MLBEDSW-4022: support PAD followed by pool operator

PAD followed by max/average pool is run on NPU if NPU
padding can be used. Average pool is converted to depthwise.

Change-Id: Icc3652e6d9ecff5ac3dc7d92080313d90c245404
Signed-off-by: Louis Verhaard <louis.verhaard@arm.com>
diff --git a/ethosu/vela/graph_optimiser.py b/ethosu/vela/graph_optimiser.py
index f5006c6..e1ceb9f 100644
--- a/ethosu/vela/graph_optimiser.py
+++ b/ethosu/vela/graph_optimiser.py
@@ -26,6 +26,7 @@
 from . import lut
 from . import rewrite_graph
 from . import scaling
+from .api import NpuRoundingMode
 from .data_type import DataType
 from .debug_database import DebugDatabase
 from .errors import UnsupportedFeatureError
@@ -46,6 +47,7 @@
 from .tensor import create_const_tensor
 from .tensor import QuantizationParameters
 from .tensor import Tensor
+from .tensor import TensorPurpose
 from .tflite_mapping import optype_to_builtintype
 
 passthrough_nodes = (Op.Identity,)
@@ -1174,19 +1176,55 @@
     return op
 
 
-def optimise_pad(op, arch, nng):
+def optimise_pad(op: Operation, arch, nng):
     """
     Converts tens1 -> PAD -> tens2 -> CONV to tens1 -> CONV
     if both operations can be run on the NPU.
     """
     if (
-        (op.type.is_conv2d_op() or op.type.is_depthwise_conv2d_op())
+        (op.type.is_conv2d_op() or op.type.is_depthwise_conv2d_op() or op.type.is_pool_op())
         and op.run_on_npu
         and op.attrs["padding"] == Padding.VALID
     ):
         pad_op = op.ifm.ops[0]
         if pad_op.type != Op.Pad or not pad_op.run_on_npu:
             return op
+        if op.type.is_avgpool_op():
+            # Average pool is converted to depthwise, because NPU average pool + same padding
+            # has a special implementation that is different from PAD followed by average pool with
+            # valid padding.
+            k_w, k_h = op.kernel.width, op.kernel.height
+            ifm = op.ifm
+            # Remember other inputs
+            other_inputs = op.inputs[1:]
+            # Create a weight tensor, all weights are set to 1/(kernel width * kernel height)
+            quantization = QuantizationParameters(0.0, 255.0)
+            quantization.scale_f32 = 1.0 / (k_w * k_h)
+            quantization.zero_point = 0
+            shape = [k_h, k_w, 1, op.ofm.shape[-1]]

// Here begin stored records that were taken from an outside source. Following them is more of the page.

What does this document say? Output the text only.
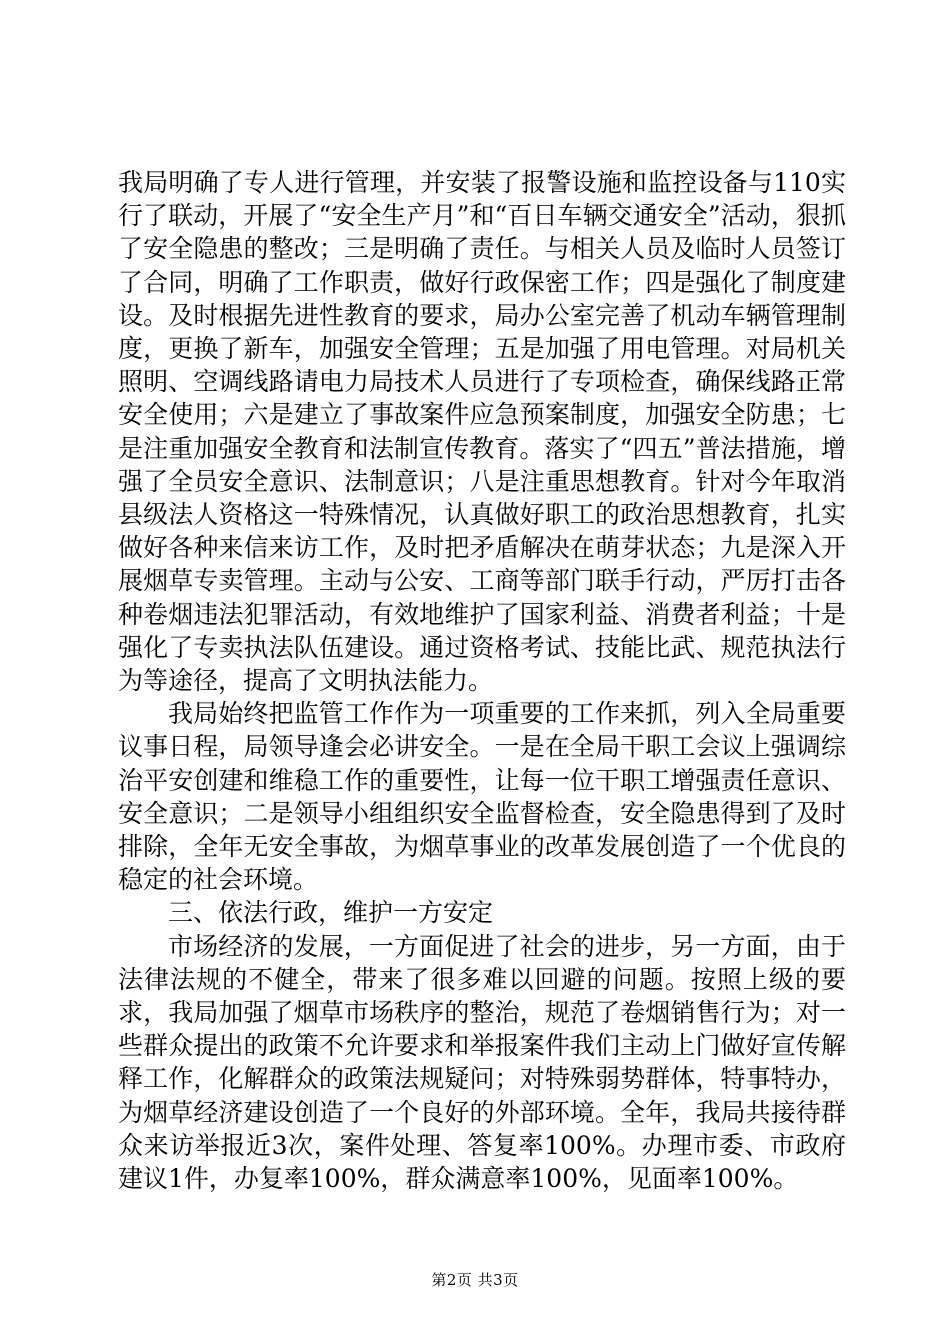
我局明确了专人进行管理，并安装了报警设施和监控设备与110实行了联动，开展了“安全生产月”和“百日车辆交通安全”活动，狠抓了安全隐患的整改；三是明确了责任。与相关人员及临时人员签订了合同，明确了工作职责，做好行政保密工作；四是强化了制度建设。及时根据先进性教育的要求，局办公室完善了机动车辆管理制度，更换了新车，加强安全管理；五是加强了用电管理。对局机关照明、空调线路请电力局技术人员进行了专项检查，确保线路正常安全使用；六是建立了事故案件应急预案制度，加强安全防患；七是注重加强安全教育和法制宣传教育。落实了“四五”普法措施，增强了全员安全意识、法制意识；八是注重思想教育。针对今年取消县级法人资格这一特殊情况，认真做好职工的政治思想教育，扎实做好各种来信来访工作，及时把矛盾解决在萌芽状态；九是深入开展烟草专卖管理。主动与公安、工商等部门联手行动，严厉打击各种卷烟违法犯罪活动，有效地维护了国家利益、消费者利益；十是强化了专卖执法队伍建设。通过资格考试、技能比武、规范执法行为等途径，提高了文明执法能力。

我局始终把监管工作作为一项重要的工作来抓，列入全局重要议事日程，局领导逢会必讲安全。一是在全局干职工会议上强调综治平安创建和维稳工作的重要性，让每一位干职工增强责任意识、安全意识；二是领导小组组织安全监督检查，安全隐患得到了及时排除，全年无安全事故，为烟草事业的改革发展创造了一个优良的稳定的社会环境。

三、依法行政，维护一方安定

市场经济的发展，一方面促进了社会的进步，另一方面，由于法律法规的不健全，带来了很多难以回避的问题。按照上级的要求，我局加强了烟草市场秩序的整治，规范了卷烟销售行为；对一些群众提出的政策不允许要求和举报案件我们主动上门做好宣传解释工作，化解群众的政策法规疑问；对特殊弱势群体，特事特办，为烟草经济建设创造了一个良好的外部环境。全年，我局共接待群众来访举报近3次，案件处理、答复率100%。办理市委、市政府建议1件，办复率100%，群众满意率100%，见面率100%。

第2页 共3页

+            weights = np.full(shape, 1)
+
+            weight_tens = create_const_tensor(
+                op.name + "_weights",
+                shape,
+                op.ifm.dtype,
+                weights,
+                np.uint8,
+                purpose=TensorPurpose.Weights,
+                quantization=quantization,
+            )
+            weight_tens.quant_values = weights
+            op.type = Op.DepthwiseConv2DBias
+            op.inputs = []
+            op.add_input_tensor(ifm)
+            op.add_input_tensor(weight_tens)
+            # Add bias tensor, all biases set to 0
+            op.inputs.append(None)
+            fixup_bias_tensors(op, arch, nng)
+            # Add other inputs
+            op.inputs.extend(other_inputs)
+            op.rounding_mode = NpuRoundingMode.NATURAL
+
         # Bypass the PAD operator
         op.set_input_tensor(pad_op.ifm, 0)
         # Adjust the padding attributes of the convolution operator
@@ -1231,7 +1269,7 @@
         bias_values = [0] * nr_biases
         bias_tensor = create_const_tensor(op.name + "_bias", [nr_biases], DataType.int32, bias_values)
         bias_tensor.quant_values = bias_tensor.values
-        op.set_input_tensor(bias_tensor, -1)
+        op.set_input_tensor(bias_tensor, op.type.info.indices.biases[0])
 
     return op